For many individuals raising their relative’s children, a loss of control and lack of empowerment are fundamental issues. While the situations surrounding the need for the kinship care relationship may be overwhelming and traumatic, it is important for caregivers to re-establish or maintain some level of empowerment in order to best take care of themselves and the children in their homes.
Imagine for a moment you receive a call early in the morning. It is the Department of Family Services, and they are asking if you can care for your two grandchildren who have been removed from their parents care the previous night due to allegations of neglect.. How will you raise two children in your small one bedroom apartment? You have retired, so where will the additional funds come from? How will you enroll them in school, and what if they need medical care? Will you be eligible for foster payments?
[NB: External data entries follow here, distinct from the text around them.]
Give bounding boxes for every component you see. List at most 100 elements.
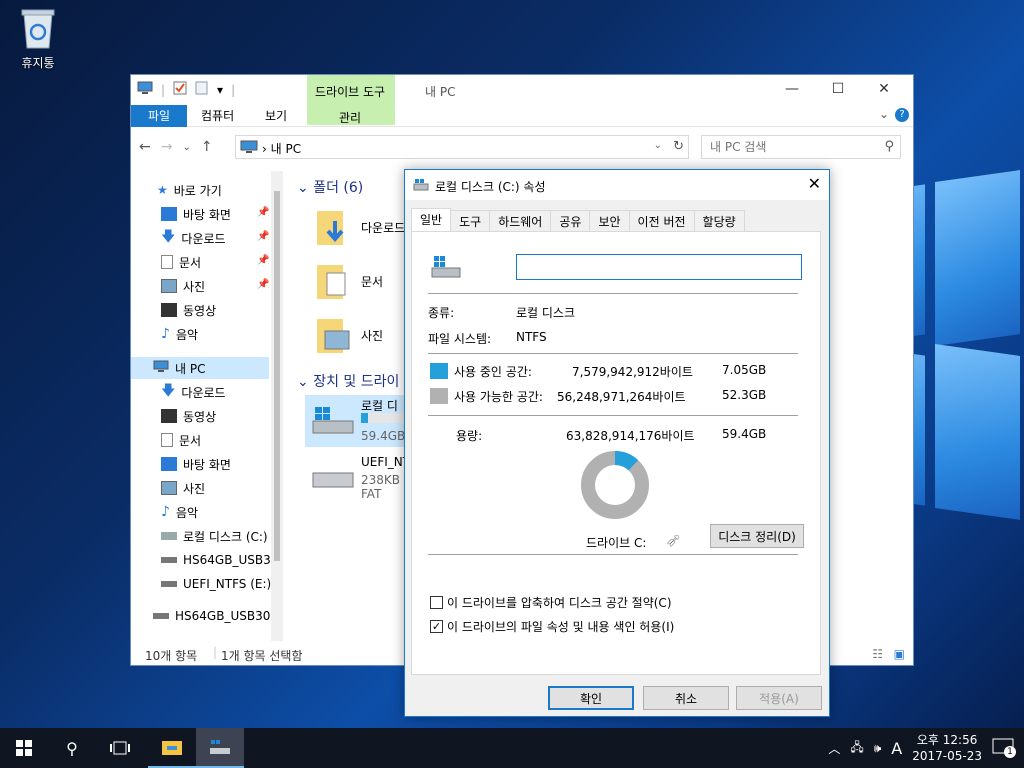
notifications-icon[interactable]: 1 bbox=[992, 738, 1016, 758]
refresh-icon[interactable]: ↻ bbox=[673, 139, 684, 154]
free-space-swatch bbox=[430, 388, 448, 404]
sidebar-item-desktop[interactable]: 바탕 화면 bbox=[161, 203, 231, 225]
search-icon[interactable]: ⚲ bbox=[884, 139, 894, 154]
address-bar[interactable]: › 내 PC ⌄ ↻ bbox=[235, 135, 689, 159]
close-icon[interactable]: ✕ bbox=[808, 174, 821, 193]
sidebar-item-pc-videos[interactable]: 동영상 bbox=[161, 405, 216, 427]
sidebar-item-local-disk-c[interactable]: 로컬 디스크 (C:) bbox=[161, 525, 268, 547]
search-input[interactable] bbox=[710, 140, 880, 154]
sidebar-item-uefi-ntfs[interactable]: UEFI_NTFS (E:) bbox=[161, 573, 271, 595]
sidebar-item-this-pc[interactable]: 내 PC bbox=[131, 357, 269, 379]
recycle-bin-desktop-icon[interactable]: 휴지통 bbox=[8, 6, 68, 71]
sidebar-item-pc-music[interactable]: ♪ 음악 bbox=[161, 501, 198, 523]
compress-drive-checkbox[interactable]: 이 드라이브를 압축하여 디스크 공간 절약(C) bbox=[430, 594, 672, 611]
tab-previous-versions[interactable]: 이전 버전 bbox=[628, 210, 695, 232]
address-row: ← → ⌄ ↑ › 내 PC ⌄ ↻ ⚲ bbox=[131, 135, 913, 161]
qat-dropdown-icon[interactable]: ▾ bbox=[217, 83, 223, 97]
show-hidden-icons-chevron-icon[interactable]: ︿ bbox=[828, 740, 840, 757]
sidebar-item-videos[interactable]: 동영상 bbox=[161, 299, 216, 321]
forward-arrow-icon[interactable]: → bbox=[161, 139, 173, 155]
ok-button[interactable]: 확인 bbox=[548, 686, 634, 710]
general-tab-panel: 종류: 로컬 디스크 파일 시스템: NTFS 사용 중인 공간: 7,579,… bbox=[411, 231, 821, 675]
folders-group-header[interactable]: ⌄ 폴더 (6) bbox=[297, 177, 363, 197]
ribbon-expand-icon[interactable]: ⌄ bbox=[879, 107, 889, 121]
picture-icon bbox=[161, 481, 177, 495]
video-icon bbox=[161, 303, 177, 317]
sidebar-item-music[interactable]: ♪ 음악 bbox=[161, 323, 198, 345]
address-path[interactable]: › 내 PC bbox=[262, 140, 301, 157]
clock-date: 2017-05-23 bbox=[912, 749, 982, 763]
details-view-icon[interactable]: ☷ bbox=[872, 647, 883, 661]
sidebar-item-label: 사진 bbox=[183, 279, 206, 294]
search-icon[interactable]: ⚲ bbox=[48, 728, 96, 768]
volume-icon[interactable]: 🕪 bbox=[874, 741, 882, 756]
pin-icon[interactable]: 📌 bbox=[257, 207, 269, 218]
tab-sharing[interactable]: 공유 bbox=[550, 210, 591, 232]
tab-view[interactable]: 보기 bbox=[265, 107, 287, 124]
used-space-swatch bbox=[430, 363, 448, 379]
drive-tools-label: 드라이브 도구 bbox=[315, 85, 386, 99]
tab-computer[interactable]: 컴퓨터 bbox=[201, 107, 234, 124]
tab-security[interactable]: 보안 bbox=[589, 210, 630, 232]
index-files-checkbox[interactable]: ✓ 이 드라이브의 파일 속성 및 내용 색인 허용(I) bbox=[430, 618, 674, 635]
pc-icon[interactable] bbox=[137, 81, 153, 98]
file-explorer-taskbar-icon[interactable] bbox=[148, 728, 196, 768]
drive-properties-taskbar-icon[interactable] bbox=[196, 728, 244, 768]
sidebar-item-usb-root[interactable]: HS64GB_USB30 ( bbox=[153, 605, 279, 627]
folder-label: 다운로드 bbox=[361, 220, 406, 235]
tab-hardware[interactable]: 하드웨어 bbox=[489, 210, 552, 232]
pin-icon[interactable]: 📌 bbox=[257, 231, 269, 242]
cancel-button[interactable]: 취소 bbox=[643, 686, 729, 710]
folder-documents[interactable]: 문서 bbox=[315, 261, 383, 301]
drive-icon bbox=[161, 532, 177, 540]
checkbox-box[interactable] bbox=[430, 596, 443, 609]
close-icon[interactable]: ✕ bbox=[861, 75, 907, 103]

Your relationship with your grandchildren’s parents has been rocky for years due to their erratic lifestyle- how will you cope with the additional stress of raising their children? What will your friends think as your lifestyle dramatically changes in order to parent a second time at an older age? Eventually, you may be faced with the decision to adopt your grandchildren.
A sense of power can diminish when circumstances get out of control. Parenting your relative’s children is no doubt one of those times when power can easily be stripped from the caregiver, as even the most “powerful” individual can begin to doubt their own skills and abilities. A major factor affecting powerlessness is not having the resources necessary for solving problems. In the common example above, the caregiver can improve their sense of power and control if they understand the resources available to them and the options they have in each system they will encounter. Knowing what those systems are and who to speak to in order to feel heard will increase empowerment. In addition, increasing communication and listening skills in order to advocate for their needs and the needs of their grandchildren will improve their ability to care for their family.
Foster Kinship can assist new relative caregivers with resources and contacts in each system, and is here to listen to their needs and work together to improve the outcomes for their families. Each situation is different, and that is why Foster Kinship will take the time to really understand each family and work to direct them to the right kinship resources- both in Clark County and nationally. In addition, our support groups can connect caregivers with others in similar situations. By increasing the access to resources necessary to solve problems, individuals will be enabled to work more effectively to influence or change the things which are bothering or blocking them.